Mas, Nicanor não está bem, emocionalmente. Vem escutando vozes estranhas, não aquelas dos deputados, vez por outra recheadas de impropriedades, mas vozes guturais, coisa do outro mundo. Quando faz “serão”, em trabalho noturno eventual, escuta barulhos estranhos nos corredores da Câmara, principalmente nas proximidades do “Túnel do Tempo”, o corredor que liga o edifício principal do Congresso ao Anexo II do Senado Federal.
Nicanor é médium vidente e intuitivo, porque além de ver espíritos e cenas do outro mundo recebe informações do além-túmulo. No Túnel do Tempo já viu muita gente ir e não voltar, e outros tantos que retornaram sem nunca ter ido. Segundo ele, o Túnel é um misto de vivos, mortos e mortos-vivos que perderam a eleição e ficam postados cumprimentando as pessoas com exagero e fazendo pose de autoridade.

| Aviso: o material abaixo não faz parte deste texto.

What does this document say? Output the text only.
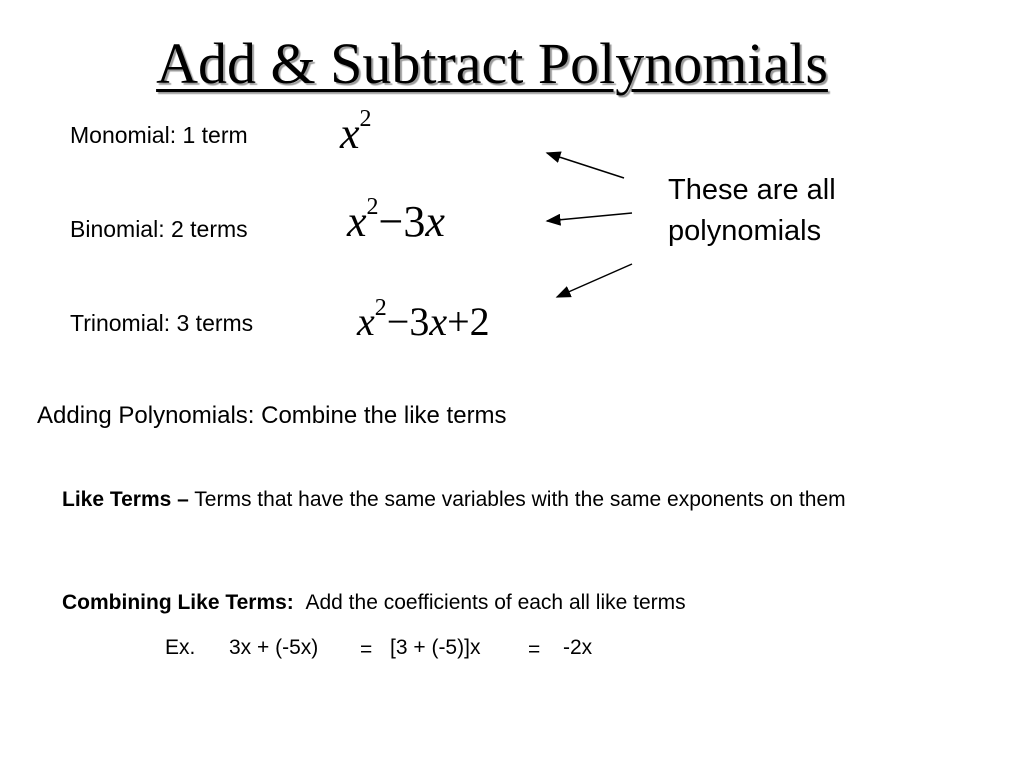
Add & Subtract Polynomials
Monomial: 1 term $x^2$
Binomial: 2 terms $x^2-3x$
Trinomial: 3 terms	$x^2-3x+2$
These are all polynomials
Adding Polynomials: Combine the like terms
Like Terms – Terms that have the same variables with the same exponents on them
Combining Like Terms: Add the coefficients of each all like terms
Ex. 3x + (-5x) = [3 + (-5)]x = -2x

Historiador amador, leitor entusiasta da história de Brasília, quase um bibliófilo, por colecionar e arquivar as memórias escritas da capital da república, Nicanor fez descobertas insólitas sobre a arquitetura do Palácio do Congresso, nome, aliás, pouco conhecido. Segundo ele, as cúpulas hemisféricas, uma voltada para cima e a outra para baixo, têm significado místico e de elevada significância espiritual.
A cúpula côncava, voltada para baixo, está acima do plenário do Senado Federal, e a cúpula convexa, voltada para cima, se sobrepõe ao Plenário da Câmara dos Deputados.
E as torres gêmeas, duas torres de 28 andares, construídas em meio às cúpulas e sobre imensa plataforma de concreto armado, deixam por entre elas passar a luz do crepúsculo, que faz parte de limpeza e assepsia místico-esotérica.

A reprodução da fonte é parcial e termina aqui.